Wilding pines are eradicated on a Rotorua mountain. Photo / Daily Post
Wilding pines are eradicated on a Rotorua mountain. Photo / Daily Post
Horizons Regional Council will again lead wilding conifer control in the central North Island - and this year have $329,000 from Government to clear pest trees from its territory.
The Government is putting $100 million into wilding conifer clearing, to provide jobs in response to Covid-19. For the past fewyears Horizons' pest plant co-ordinator Craig Davey has been dividing spending across the Horizons, Waikato and Hawke's Bay regions, for the councils and also the Department of Conservation.
Horizons has managed funding for wilding conifer control in the central North Island since the 1980s.
"We know how to do this well. We want to continue to finish the job," Davey told Horizons councillors at their September 22 meeting.
Four species of conifer, all pines, have become a problem across about 17 per cent of the Horizons Region, mostly in the western Ruahine Range area.
They have the "transformational" potential to blanket hills in dense forest within a decade.
Good progress has been in eradicating them.
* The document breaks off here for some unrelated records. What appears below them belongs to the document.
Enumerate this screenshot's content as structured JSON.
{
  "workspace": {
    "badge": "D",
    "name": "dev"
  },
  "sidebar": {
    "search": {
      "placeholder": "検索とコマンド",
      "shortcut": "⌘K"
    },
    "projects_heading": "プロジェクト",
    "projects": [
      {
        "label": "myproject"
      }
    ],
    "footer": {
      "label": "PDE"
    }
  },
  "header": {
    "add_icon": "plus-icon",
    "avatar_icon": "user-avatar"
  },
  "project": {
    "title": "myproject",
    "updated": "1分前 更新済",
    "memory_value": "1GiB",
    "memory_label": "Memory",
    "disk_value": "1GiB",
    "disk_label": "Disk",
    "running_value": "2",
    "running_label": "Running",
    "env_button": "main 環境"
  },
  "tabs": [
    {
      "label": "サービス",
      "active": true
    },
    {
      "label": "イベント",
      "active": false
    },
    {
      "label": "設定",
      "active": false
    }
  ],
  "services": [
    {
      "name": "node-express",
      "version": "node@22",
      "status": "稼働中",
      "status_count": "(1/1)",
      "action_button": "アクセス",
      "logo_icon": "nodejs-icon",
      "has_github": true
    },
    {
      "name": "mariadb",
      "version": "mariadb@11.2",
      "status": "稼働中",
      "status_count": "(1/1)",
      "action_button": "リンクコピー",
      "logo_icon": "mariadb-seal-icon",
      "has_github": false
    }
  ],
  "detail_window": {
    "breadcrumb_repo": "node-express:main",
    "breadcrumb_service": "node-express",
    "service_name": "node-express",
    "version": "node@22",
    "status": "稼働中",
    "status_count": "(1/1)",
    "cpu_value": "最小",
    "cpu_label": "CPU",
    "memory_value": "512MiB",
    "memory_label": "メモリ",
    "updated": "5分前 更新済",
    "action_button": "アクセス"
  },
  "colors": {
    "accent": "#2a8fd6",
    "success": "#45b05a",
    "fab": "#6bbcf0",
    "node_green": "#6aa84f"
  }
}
The conifers are becoming sparse and the most efficient way to find and kill them uses helicopters for transport.
Helicopters will increase the council's greenhouse gas emissions, the report said, but they are the most efficient way to do the job.
It's a "scalpel-type approach" that doesn't need large crews, Davey said.
Horizons will get $329,000 in the first year of the four-year programme, and supplement that with $109,500 from rates - increasing its annual spend on conifer eradication by 41 per cent.
Spending for the following years has not been set. Horizons' natural resources and partnerships manager Jon Roygard said it will be an "adaptive" programme, depending on the infestations that are found.